Por otra parte, el texto agregado por el DNU es de dudosa compatibilidad con lo que establecen los dos primeros párrafos del art 147, así como los arts. 116 y 120 de la LCT y el Decreto 484/87, que hasta entonces reglamentaba (o reglamenta, ya que la norma no ha sido derogada ni necesariamente abrogada) los aspectos operativos del art. 147 de la LCT.

 

Veamos un ejemplo de cómo operaría esta norma en caso de un embargo de $ 5.000.- a un trabajador con un salario mensual devengado de $ 12.500[2]. Asumamos que no se trata de un salario variable, o cuando menos que carece de volatilidad, o cuando menos que ésta no excede el 600% en cada mes (es decir que si un mes gana $ 100 en ninguno de los cinco meses anteriores o posteriores devengó más de $ 600.- En este supuesto, el monto a partir del cuál se podría comenzar a hacer efectivo el embargo debería ser de $ 12.500.- menos el primer salario mínimo vital y móvil (SMVM), que continúa siendo inembargable, ya que nada se ha dispuesto al respecto. Entonces, el capital inicial sería de $ 3.000.- ($ 12.500.- menos $ 9.500.-). Sobre este capital, el embargo no podría exceder el diez por ciento (10%), cuando menos hasta el equivalente a dos (2) SMVM, o sea que cada cuota embargable mensual sería de $ 300.-, salvo el supuesto de deudas por alimentos (que, por otra parte son más  habituales en este ámbito). Aún si multiplicáramos por 2 el salario a considerar, (es decir, $ 25.000.-, los salarios correspondientes a los 2 deciles más altos de la población con ingresos laborales registrados), el agregado que hace el DNU resulta virtualmente inane, o sea, no tendría un efecto real.

 

O sea, recién a partir de un salario mensual registrado y bancarizado superior a los $ 37.500.- observamos que el texto añadido podría implicar un potencial perjuicio para el trabajador.
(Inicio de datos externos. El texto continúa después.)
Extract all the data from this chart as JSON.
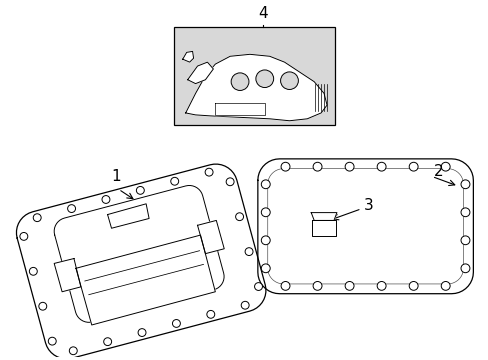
{
  "background_color": "#ffffff",
  "line_color": "#000000",
  "figsize": [
    4.89,
    3.6
  ],
  "dpi": 100
}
Pero éste siempre tiene la opción del exigirá su empleador el pago de su salario en dinero efectivo, conforme al art 124 de la LCT, ya que las disposiciones legales que autorizan el pago mediante cuenta bancaria son meras resoluciones de rango normativo inferior, y aún si quisiéramos extender el alcance de la Ley Antilavado (que obliga a bancarizar todo pago superior a $ 1.000.-) a estos casos, se trata de un conflicto hermenéutico (ley posterior vs. ley anterior, pero ley especial vs. ley general) que la ley 26.590 (del año 2010) y la jurisprudencia de la CNAT han resuelto a favor del derecho del trabajador a exigir  siempre el pago en efectivo.

 

En síntesis, el PEN ha intentado derogar o, con una mirada piadosa, suavizar el impacto negativo que la ley 27.320 ha tenido en la facultad de los acreedores (bancos, otros terceros, pero sobre todo, acreedores alimentarios) de hacer efectivas sus acreencias mediante embargos a las cuentas sueldo, pero por la forma en que se ha redactado la norma, el efecto será absolutamente marginal y probable fuente de interminables conflictos de interpretación.

 

 

 

 

(*) Abogado, UBA – Magister en Derecho de la Empresa, Universidad Austral.

[1] Ni siquiera por deudas alimentarias, contradiciendo así el texto del art 120 de la LCT, que habilitaba el embargo por alimentos en todos los casos.

[2] Éste es el valor promedio de un salario mensual a octubre de 2017 según datos del INDEC, y que percibe cerca del 59,3% de la población.